For those reasons, the two dozen state licenses in Ohio will most likely go to businesses with robust financial plans and experience in the medical-marijuana industry, Ms. Roberts said.

“A best practice is making sure that you not only have the financing that meets the minimum threshold but to have something in reserve for all those unknowns,” she said. “We’ve seen businesses go under because they don’t expect the hurdles that lie ahead.”

In its heyday, the factory on Spencer was celebrated as a model for the industry, an elegantly designed facility incorporating all the latest brass-making technology.
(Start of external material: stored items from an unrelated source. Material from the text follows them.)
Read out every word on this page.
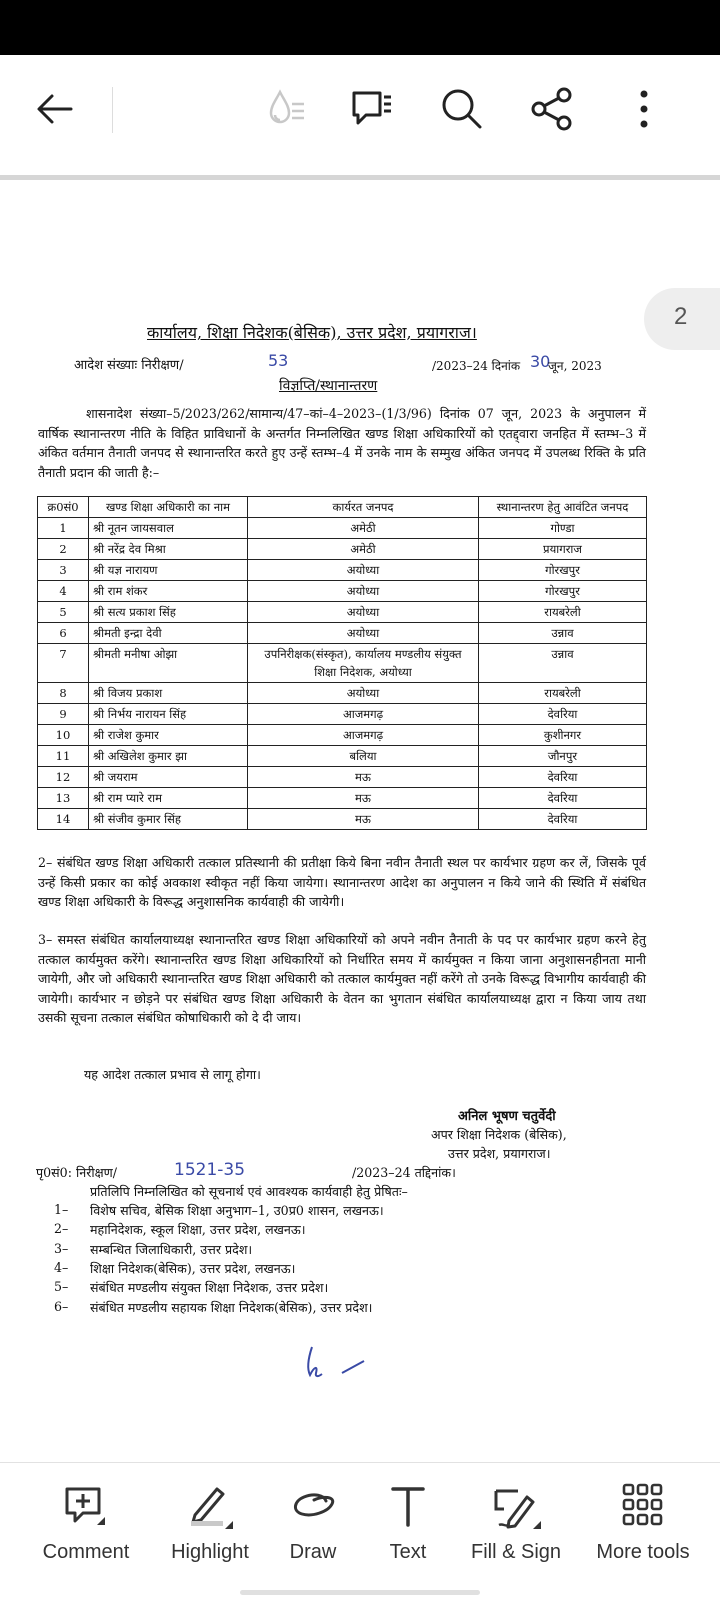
कार्यालय, शिक्षा निदेशक(बेसिक), उत्तर प्रदेश, प्रयागराज।
आदेश संख्याः निरीक्षण/	53	/2023–24 दिनांक 30
जून, 2023
विज्ञप्ति/स्थानान्तरण
शासनादेश संख्या–5/2023/262/सामान्य/47–कां–4–2023–(1/3/96) दिनांक 07 जून, 2023 के अनुपालन में वार्षिक स्थानान्तरण नीति के विहित प्राविधानों के अन्तर्गत निम्नलिखित खण्ड शिक्षा अधिकारियों को एतद्द्वारा जनहित में स्तम्भ–3 में अंकित वर्तमान तैनाती जनपद से स्थानान्तरित करते हुए उन्हें स्तम्भ–4 में उनके नाम के सम्मुख अंकित जनपद में उपलब्ध रिक्ति के प्रति तैनाती प्रदान की जाती है:–
क्र0सं0	खण्ड शिक्षा अधिकारी का नाम	कार्यरत जनपद	स्थानान्तरण हेतु आवंटित जनपद
1	श्री नूतन जायसवाल	अमेठी	गोण्डा
2	श्री नरेंद्र देव मिश्रा	अमेठी	प्रयागराज
3	श्री यज्ञ नारायण	अयोध्या	गोरखपुर
4	श्री राम शंकर	अयोध्या	गोरखपुर
5	श्री सत्य प्रकाश सिंह	अयोध्या	रायबरेली
6	श्रीमती इन्द्रा देवी	अयोध्या	उन्नाव
7	श्रीमती मनीषा ओझा	उपनिरीक्षक(संस्कृत), कार्यालय मण्डलीय संयुक्त शिक्षा निदेशक, अयोध्या	उन्नाव
8	श्री विजय प्रकाश	अयोध्या	रायबरेली
9	श्री निर्भय नारायन सिंह	आजमगढ़	देवरिया
10	श्री राजेश कुमार	आजमगढ़	कुशीनगर
11	श्री अखिलेश कुमार झा	बलिया	जौनपुर
12	श्री जयराम	मऊ	देवरिया
13	श्री राम प्यारे राम	मऊ	देवरिया
14	श्री संजीव कुमार सिंह	मऊ	देवरिया
2– संबंधित खण्ड शिक्षा अधिकारी तत्काल प्रतिस्थानी की प्रतीक्षा किये बिना नवीन तैनाती स्थल पर कार्यभार ग्रहण कर लें, जिसके पूर्व उन्हें किसी प्रकार का कोई अवकाश स्वीकृत नहीं किया जायेगा। स्थानान्तरण आदेश का अनुपालन न किये जाने की स्थिति में संबंधित खण्ड शिक्षा अधिकारी के विरूद्ध अनुशासनिक कार्यवाही की जायेगी।
3– समस्त संबंधित कार्यालयाध्यक्ष स्थानान्तरित खण्ड शिक्षा अधिकारियों को अपने नवीन तैनाती के पद पर कार्यभार ग्रहण करने हेतु तत्काल कार्यमुक्त करेंगे। स्थानान्तरित खण्ड शिक्षा अधिकारियों को निर्धारित समय में कार्यमुक्त न किया जाना अनुशासनहीनता मानी जायेगी, और जो अधिकारी स्थानान्तरित खण्ड शिक्षा अधिकारी को तत्काल कार्यमुक्त नहीं करेंगे तो उनके विरूद्ध विभागीय कार्यवाही की जायेगी। कार्यभार न छोड़ने पर संबंधित खण्ड शिक्षा अधिकारी के वेतन का भुगतान संबंधित कार्यालयाध्यक्ष द्वारा न किया जाय तथा उसकी सूचना तत्काल संबंधित कोषाधिकारी को दे दी जाय।
यह आदेश तत्काल प्रभाव से लागू होगा।
अनिल भूषण चतुर्वेदी
अपर शिक्षा निदेशक (बेसिक),
उत्तर प्रदेश, प्रयागराज।
पृ0सं0: निरीक्षण/	1521-35	/2023–24 तद्दिनांक।
प्रतिलिपि निम्नलिखित को सूचनार्थ एवं आवश्यक कार्यवाही हेतु प्रेषितः–
1– विशेष सचिव, बेसिक शिक्षा अनुभाग–1, उ0प्र0 शासन, लखनऊ।
2– महानिदेशक, स्कूल शिक्षा, उत्तर प्रदेश, लखनऊ।
3– सम्बन्धित जिलाधिकारी, उत्तर प्रदेश।
4– शिक्षा निदेशक(बेसिक), उत्तर प्रदेश, लखनऊ।
5– संबंधित मण्डलीय संयुक्त शिक्षा निदेशक, उत्तर प्रदेश।
6– संबंधित मण्डलीय सहायक शिक्षा निदेशक(बेसिक), उत्तर प्रदेश।
2
Comment	Highlight	Draw	Text	Fill & Sign	More tools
Now, neighbors say, squatters camp near the building and rats scurry beneath a prominent “For Lease” sign.

As she parked her car around the corner from the warehouse, Traci Nickelson, 48, shrugged at the prospect of a marijuana facility in the neighborhood.

After all, she said, it could hardly worsen the quality of life in an area so crime-ravaged that restaurants are reluctant to deliver pizza there after dark.

“If it’s for medical use, I wouldn’t have a problem with it,” Ms. Nickelson said. “It’s not a very good neighborhood anyway.”